Alterations in Individual Brain Cell Clocks
Neurons, astrocytes, microglia, and oligodendrocytes all have individual clocks and can be observed in cell cultures where several hundreds of genes are part of these networks. When BMAL1 is removed from brain cells, dramatic changes occur including large increase in the amount of astrocytes, damage to synapses and connections throughout the brain, decreased new neurons in hippocampus and poor learning, and more seizures.
It is not clear if these are direct brain effects or related to changes in metabolism since it is all so intertwined. In mice without BMAL1, everywhere except the SCN, there is intact sleep and rhythm synchronization in many tissues. But, there is still a big increase in the number of astrocytes and decreased neurons. The SCN appears to be very important to keep the organism healthy, but how cycles relate to brain disease is not clear and is possibly related to molecular changes in cellular clocks.
Other Cycles Related to Brain Deterioration
Oxygen free radicals damage neurons and are involved in all brain deterioration. Oxygen cycles are highly related to clock rhythms. Peroxiredoxin 6 oxidizes molecules in most cells in nature from microbes to mammals. The results of this metabolic pathways are called ROS or reactive oxygen species that appear to have 24-hour cycles. These rhythms are in the SCN neurons and appear to be related to neuronal signals and functions.
Oxidative stress in animals alters the rhythms and causes fragmented sleep as in aging. Elimination of BMAL1 increases oxidative stress. ROS products are coordinated with the genes for this redox process. With greater neuronal activity, more ROS occurs. Disruption of the cycles can cause more ROS and more neuronal damage.
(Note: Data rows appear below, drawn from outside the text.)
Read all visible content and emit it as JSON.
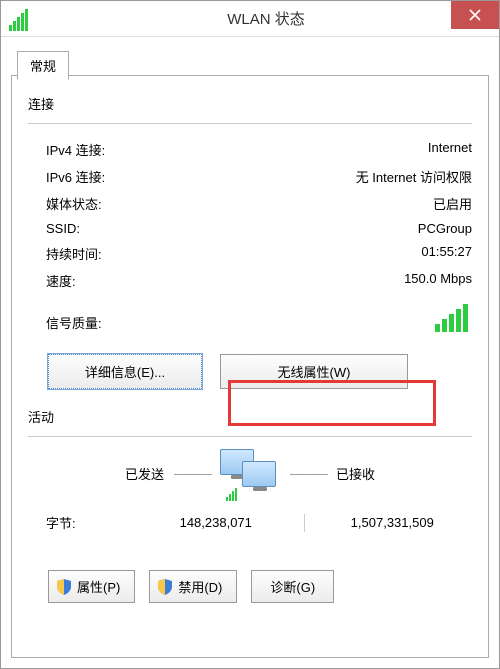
{
  "window": {
    "title": "WLAN 状态"
  },
  "tab": {
    "label": "常规"
  },
  "connection": {
    "section_title": "连接",
    "ipv4_label": "IPv4 连接:",
    "ipv4_value": "Internet",
    "ipv6_label": "IPv6 连接:",
    "ipv6_value": "无 Internet 访问权限",
    "media_label": "媒体状态:",
    "media_value": "已启用",
    "ssid_label": "SSID:",
    "ssid_value": "PCGroup",
    "duration_label": "持续时间:",
    "duration_value": "01:55:27",
    "speed_label": "速度:",
    "speed_value": "150.0 Mbps",
    "signal_label": "信号质量:"
  },
  "buttons": {
    "details": "详细信息(E)...",
    "wireless": "无线属性(W)",
    "properties": "属性(P)",
    "disable": "禁用(D)",
    "diagnose": "诊断(G)"
  },
  "activity": {
    "section_title": "活动",
    "sent_label": "已发送",
    "received_label": "已接收",
    "bytes_label": "字节:",
    "bytes_sent": "148,238,071",
    "bytes_received": "1,507,331,509"
  }
}
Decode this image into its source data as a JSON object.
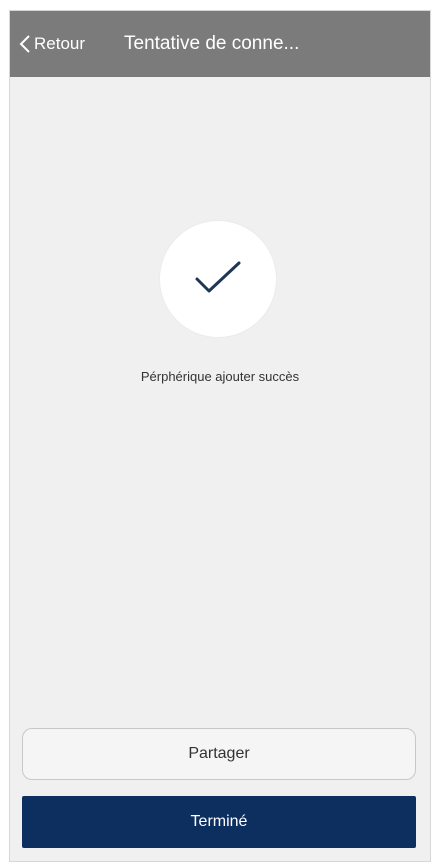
{
  "header": {
    "back_label": "Retour",
    "back_icon": "chevron-left-icon",
    "title": "Tentative de conne..."
  },
  "status": {
    "icon": "checkmark-icon",
    "message": "Pérphérique ajouter succès"
  },
  "actions": {
    "share_label": "Partager",
    "done_label": "Terminé"
  },
  "colors": {
    "header_bg": "#7b7b7b",
    "page_bg": "#f0f0f0",
    "primary": "#0d2f5f",
    "check": "#1f3654"
  }
}
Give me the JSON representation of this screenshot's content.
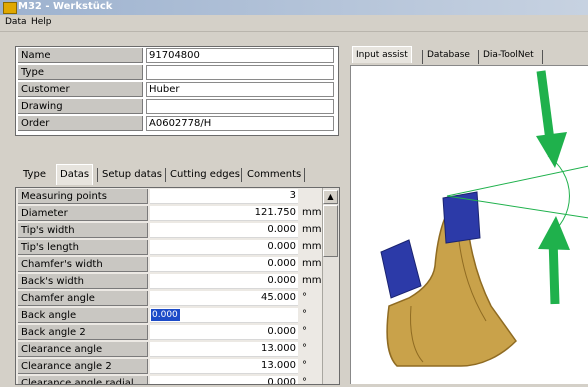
{
  "window": {
    "title": "M32 - Werkstück"
  },
  "menu": {
    "items": [
      "Data",
      "Help"
    ]
  },
  "info": {
    "rows": [
      {
        "label": "Name",
        "value": "91704800"
      },
      {
        "label": "Type",
        "value": ""
      },
      {
        "label": "Customer",
        "value": "Huber"
      },
      {
        "label": "Drawing",
        "value": ""
      },
      {
        "label": "Order",
        "value": "A0602778/H"
      }
    ]
  },
  "left_tabs": {
    "items": [
      "Type",
      "Datas",
      "Setup datas",
      "Cutting edges",
      "Comments"
    ],
    "active": "Datas"
  },
  "grid": {
    "rows": [
      {
        "label": "Measuring points",
        "value": "3",
        "unit": ""
      },
      {
        "label": "Diameter",
        "value": "121.750",
        "unit": "mm"
      },
      {
        "label": "Tip's width",
        "value": "0.000",
        "unit": "mm"
      },
      {
        "label": "Tip's length",
        "value": "0.000",
        "unit": "mm"
      },
      {
        "label": "Chamfer's width",
        "value": "0.000",
        "unit": "mm"
      },
      {
        "label": "Back's width",
        "value": "0.000",
        "unit": "mm"
      },
      {
        "label": "Chamfer angle",
        "value": "45.000",
        "unit": "°"
      },
      {
        "label": "Back angle",
        "value": "0.000",
        "unit": "°"
      },
      {
        "label": "Back angle 2",
        "value": "0.000",
        "unit": "°"
      },
      {
        "label": "Clearance angle",
        "value": "13.000",
        "unit": "°"
      },
      {
        "label": "Clearance angle 2",
        "value": "13.000",
        "unit": "°"
      },
      {
        "label": "Clearance angle radial",
        "value": "0.000",
        "unit": "°"
      }
    ],
    "selected_row": "Back angle"
  },
  "right_tabs": {
    "items": [
      "Input assist",
      "Database",
      "Dia-ToolNet"
    ],
    "active": "Input assist"
  },
  "colors": {
    "arrow_green": "#1fb14c",
    "tip_blue": "#2c3aa8",
    "body_gold": "#c9a24a",
    "selection": "#1c4bc8"
  }
}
A previous post noted how neurons trigger versions of inflammation symptoms as a type of neuroplasticity. This often works through astrocytes and microglia. Astrocytes have been found to have a very strong clock function. In fact, eliminating BMALI causes extreme activation and production of a large number of astrocytes. Microglia also have less well defined clock functions, but clearly regulating inflammation response. Outside of the brain, macrophages and monocytes responds to time of clock cycles. BMAL1 stimulates REV-ERB causing pro inflammation cytokine production.
Degenerative brain diseases seem to be defined by accumulation of altered or abnormal proteins. The process of degrading these proteins appears to be tied to a clock cycle. These cycles can be disrupted. Autophagy is one major process for removing abnormal proteins. Another is the glymphatic flow that have already been described as highly related to a clock.
Synchronizing with Brain Clocks
Cellular communication is the basis of all of life’s activity. Signaling related to individual cellular clocks is a new vast area of new research related to the conversations among cells. Each cell has its own clock and also feedback loops that are unique to each type of cell and each organ. These various rhythms impact each other producing cycles of metabolism and immune function.
The central brain clocks send messages that synchronize some of this activity. Future research about the feedback loops related to clocks at all levels will be vital in determining the effects of food and sleep on disease.